Why I’m Keeping Detourmap Bookmarked (But Not for Travel)
I don’t need to find ghost towns this weekend. But I’m keeping Detourmap open in a tab because it’s a working example of how to build a discovery engine that prioritizes the forgotten. Every time I look at it, I ask myself: “Where is my ‘fame filter’ for product research? What if I sorted my keyword list by lowest bid competition first instead of highest volume? What if I spent one hour a week browsing obscure Wikipedia categories instead of Amazon search results?”
The comments also show a maker who ships fast. Within hours of a user asking for a “near me” mode, Albanius added a button that draws a 25-to-200-km ring and shows locations inside it, listed closest first. That kind of responsiveness to buyer feedback is exactly what DTC operators and Amazon sellers need to emulate in their own brand experiences. When a customer asks for a feature—like a better size guide or a faster checkout—ship it in hours, not months.
What I’d Watch / Test Next
Here are three actionable steps you can take this week, directly inspired by Detourmap.
Build your own fringe dataset. Pick one niche category you already sell in. Spend two hours scraping data from non-traditional sources: Wikidata for product attributes, Wikipedia “List of X” pages for product ideas, or Google Patents for innovation trends. Use a simple Python script or even Google Sheets to collect URLs, prices (from open marketplaces), and key specs. Treat this as your “fame filter” – look for items with under 100 reviews on Amazon but high organic search interest.
Audit your tool stack for bias. Check whether your keyword research tool defaults to “most popular” or “highest volume.” If it does, create a custom filter that shows only keywords in the 100–1,000 monthly search range with low competition (below 0.3 on Helium 10’s scale). Make that your default view for one week. Track conversion rates on any new products you launch based on those keywords.

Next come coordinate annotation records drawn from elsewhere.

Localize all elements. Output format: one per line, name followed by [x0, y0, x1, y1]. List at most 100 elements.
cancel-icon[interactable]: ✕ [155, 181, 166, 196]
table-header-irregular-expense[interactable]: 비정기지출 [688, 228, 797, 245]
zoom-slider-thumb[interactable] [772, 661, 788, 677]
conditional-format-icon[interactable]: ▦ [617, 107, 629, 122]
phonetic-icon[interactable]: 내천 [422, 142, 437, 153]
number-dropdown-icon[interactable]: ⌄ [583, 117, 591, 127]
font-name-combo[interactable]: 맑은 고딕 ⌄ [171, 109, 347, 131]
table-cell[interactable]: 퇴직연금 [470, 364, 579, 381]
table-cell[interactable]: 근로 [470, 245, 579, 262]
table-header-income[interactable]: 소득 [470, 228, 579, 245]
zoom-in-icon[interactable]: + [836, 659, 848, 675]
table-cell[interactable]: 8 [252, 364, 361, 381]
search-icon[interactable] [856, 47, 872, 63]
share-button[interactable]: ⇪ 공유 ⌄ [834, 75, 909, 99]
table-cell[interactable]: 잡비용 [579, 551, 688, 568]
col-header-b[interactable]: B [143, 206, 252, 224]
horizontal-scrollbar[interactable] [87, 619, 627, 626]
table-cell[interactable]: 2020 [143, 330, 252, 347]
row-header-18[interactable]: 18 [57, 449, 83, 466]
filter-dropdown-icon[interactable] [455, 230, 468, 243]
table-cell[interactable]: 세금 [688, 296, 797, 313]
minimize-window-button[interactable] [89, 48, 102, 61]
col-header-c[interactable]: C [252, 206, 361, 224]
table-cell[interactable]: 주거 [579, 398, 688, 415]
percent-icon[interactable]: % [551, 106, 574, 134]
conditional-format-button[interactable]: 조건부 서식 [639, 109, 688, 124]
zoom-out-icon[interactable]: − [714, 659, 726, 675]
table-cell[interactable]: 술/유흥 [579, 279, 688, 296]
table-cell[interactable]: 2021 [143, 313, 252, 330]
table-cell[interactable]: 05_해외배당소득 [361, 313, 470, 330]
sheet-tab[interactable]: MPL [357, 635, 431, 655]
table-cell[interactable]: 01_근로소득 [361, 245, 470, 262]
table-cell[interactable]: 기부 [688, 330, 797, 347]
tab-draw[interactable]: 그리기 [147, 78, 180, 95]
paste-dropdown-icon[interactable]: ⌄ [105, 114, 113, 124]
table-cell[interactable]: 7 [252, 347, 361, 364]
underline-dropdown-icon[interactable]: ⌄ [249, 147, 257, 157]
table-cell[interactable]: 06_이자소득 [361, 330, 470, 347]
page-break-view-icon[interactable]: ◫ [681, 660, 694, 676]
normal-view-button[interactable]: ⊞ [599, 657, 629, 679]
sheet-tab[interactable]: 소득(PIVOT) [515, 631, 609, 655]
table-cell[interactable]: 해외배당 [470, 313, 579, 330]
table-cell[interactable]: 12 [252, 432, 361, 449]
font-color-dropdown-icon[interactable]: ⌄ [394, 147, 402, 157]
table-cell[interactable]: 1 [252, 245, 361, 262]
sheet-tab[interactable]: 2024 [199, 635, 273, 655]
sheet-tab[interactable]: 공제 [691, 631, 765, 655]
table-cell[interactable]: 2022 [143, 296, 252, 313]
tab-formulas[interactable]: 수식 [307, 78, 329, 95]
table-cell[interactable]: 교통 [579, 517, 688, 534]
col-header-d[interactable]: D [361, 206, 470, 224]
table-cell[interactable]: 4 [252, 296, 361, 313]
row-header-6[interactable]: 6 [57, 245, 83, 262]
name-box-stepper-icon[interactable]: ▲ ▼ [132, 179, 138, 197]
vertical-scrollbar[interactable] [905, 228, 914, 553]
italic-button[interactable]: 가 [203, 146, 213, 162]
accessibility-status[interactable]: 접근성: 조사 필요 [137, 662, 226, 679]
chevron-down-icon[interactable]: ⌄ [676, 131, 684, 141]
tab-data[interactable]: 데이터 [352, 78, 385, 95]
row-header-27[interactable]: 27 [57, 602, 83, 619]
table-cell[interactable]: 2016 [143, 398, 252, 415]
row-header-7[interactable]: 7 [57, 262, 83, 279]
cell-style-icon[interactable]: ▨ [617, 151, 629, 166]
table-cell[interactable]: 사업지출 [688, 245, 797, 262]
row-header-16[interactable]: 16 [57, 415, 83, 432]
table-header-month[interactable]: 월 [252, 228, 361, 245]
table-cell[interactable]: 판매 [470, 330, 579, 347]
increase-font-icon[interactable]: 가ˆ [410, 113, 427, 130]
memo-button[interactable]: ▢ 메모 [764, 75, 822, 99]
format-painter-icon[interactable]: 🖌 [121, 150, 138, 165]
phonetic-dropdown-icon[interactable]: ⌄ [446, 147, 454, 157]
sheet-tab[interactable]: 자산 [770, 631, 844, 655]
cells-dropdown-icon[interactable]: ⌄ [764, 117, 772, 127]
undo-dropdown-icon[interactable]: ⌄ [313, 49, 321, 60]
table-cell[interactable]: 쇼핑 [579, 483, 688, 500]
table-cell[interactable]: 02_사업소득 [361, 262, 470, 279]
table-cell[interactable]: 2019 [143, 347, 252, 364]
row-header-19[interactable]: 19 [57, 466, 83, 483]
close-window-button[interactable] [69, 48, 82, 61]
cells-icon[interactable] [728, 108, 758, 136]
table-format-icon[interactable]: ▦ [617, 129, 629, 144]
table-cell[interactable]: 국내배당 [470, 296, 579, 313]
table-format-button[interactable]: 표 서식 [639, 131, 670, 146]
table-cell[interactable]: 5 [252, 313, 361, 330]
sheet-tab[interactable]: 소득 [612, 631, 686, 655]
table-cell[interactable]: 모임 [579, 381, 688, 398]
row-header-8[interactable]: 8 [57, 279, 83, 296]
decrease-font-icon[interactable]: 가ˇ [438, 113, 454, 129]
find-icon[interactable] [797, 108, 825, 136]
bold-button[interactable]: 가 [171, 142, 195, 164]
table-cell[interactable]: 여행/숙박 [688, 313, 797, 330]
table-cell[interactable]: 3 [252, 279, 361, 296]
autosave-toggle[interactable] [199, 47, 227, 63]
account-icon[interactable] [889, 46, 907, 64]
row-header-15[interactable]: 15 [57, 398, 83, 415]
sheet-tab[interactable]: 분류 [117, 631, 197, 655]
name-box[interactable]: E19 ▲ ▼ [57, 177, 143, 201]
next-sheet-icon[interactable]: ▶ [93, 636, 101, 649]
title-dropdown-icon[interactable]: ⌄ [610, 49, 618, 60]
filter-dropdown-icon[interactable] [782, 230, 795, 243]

Ship one fast feature to your customers. If you have a Shopify store or an Amazon brand, pick the most requested feature from your customer support logs (e.g., a size guide, a bundle option, a faster refund process). Implement it within 48 hours, even if it’s a rough version. The speed of Detourmap’s “Near me” addition shows that shipping fast creates goodwill that no polished launch can match.
Detourmap won’t change the travel industry overnight. But its design philosophy—biased toward obscurity, built on open data, responsive to community—is a blueprint for cross-border sellers who want to escape the commodity spiral. The next product you launch might not be in any Best Seller list. It’s in the data you haven’t looked at yet.